I guess you've read this:

http://www.japantimes.co.jp/opinion/2006/03/29/editorials/japans-paramedics-in-a-straitjacket/#.VOb3RJwoqCp

Although I believe they have defribs, at least I saw them use one once, and they are everywhere for anyone to use now anyway so..

0 ( +0 / -0 )

A big rubber bumper needed on rescue vehicles here to push the idiots out of the way who can't think they should get out the way and possibly stop a person from dieing

0 ( +0 / -0 )

Seldom see cars pull over for ambulances. In fact, I often see cars driving as fast as ambulances right behind the ambulance. What is taught at driver's school?

3 ( +3 / -0 )

In Hokkaido, where I've been for the last couple of years, I've found drivers very courteous and respectful of ambulances as well as pedestrians. Is it just Hokkaido?

0 ( +0 / -0 )

I put my emergency flashers on, pull over, and make as much room as possible when an ambulance has its siren on. I've found that once I do that, Japanese drivers will remember their training and follow suit. I rarely see J-drivers here do that first.

1 ( +3 / -2 )

People in Japan will start pulling over for emergency vehicles on a regular basis when laws are enforced and fines are given for those who don't!!! Wayback before I ever move to Japan in Texas if you didn't yield to an emergency vehicle The co-driver took down your license plate number and you got a hefty fine in the mail!
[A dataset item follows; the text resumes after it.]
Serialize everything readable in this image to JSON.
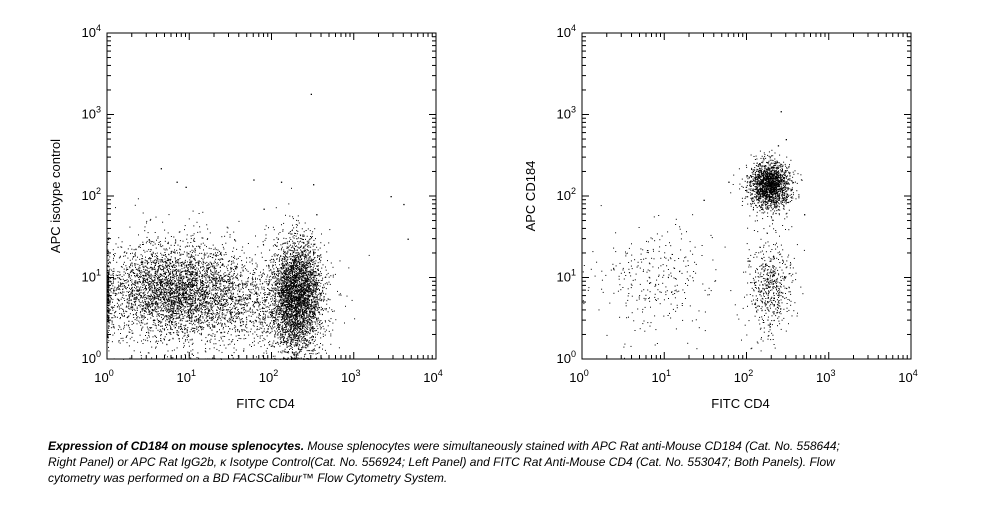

I hate that most people don't get out-of-the-way quick enough or tailgate the back of an ambulance or other emergency vehicle! My American friends pulled over for an ambulance and then we're not only rear ended by the car that was coming up behind them that didn't stop but also the ambulance!,

1 ( +2 / -1 )

Japan needs to upgrade its ambulance care practices and procedures such as allow trained medical personnel on board the ambulance with enough emergency first aid and hefty fines for all motorists who do no yield right of way to any emergency vehicle in the course of conducting official duties

2 ( +2 / -0 )

FightingVikingFEB. 20, 2015 - 08:35AM JST The problem over here is that they MUST have a doctor on board if they want to use special medical equipment that could eventually keep the patient alive, but they just don't have them....

How stupid is that? Why do they think paramedics exist in other countries? " Special medical equipment"? What do they designate as "special medical equipment" - defibrillators? IV drip? Respirators? Stethoscopes? Thermometers?

Idiots.

0 ( +0 / -0 )

Instead of the polite crew on the loudspeaker they need to get more bone-shaking air horns akin to the ones used overseas on fire trucks. Just last week I saw people cross (and block) an ambulance at Shibuya crossing.

Air horns scare the bejeesus out of pretty much anyone within 100m & with windows up and it seems difficult for a few thick people to click that even at a red light for example that they should move forward into the intersection to get out of the way. A fire truck (or ambulance for that matter) giving you the wrong end of a massive horn gives you that kick in the pants you need to let them through by any means possible. (as you indeed should do even w/out it)

2 ( +2 / -0 )

Ambulances are so polite and drive rather slow compared to what I'm used to back home. They rarely go right through intersections without checking for clearance. I wonder who was at fault.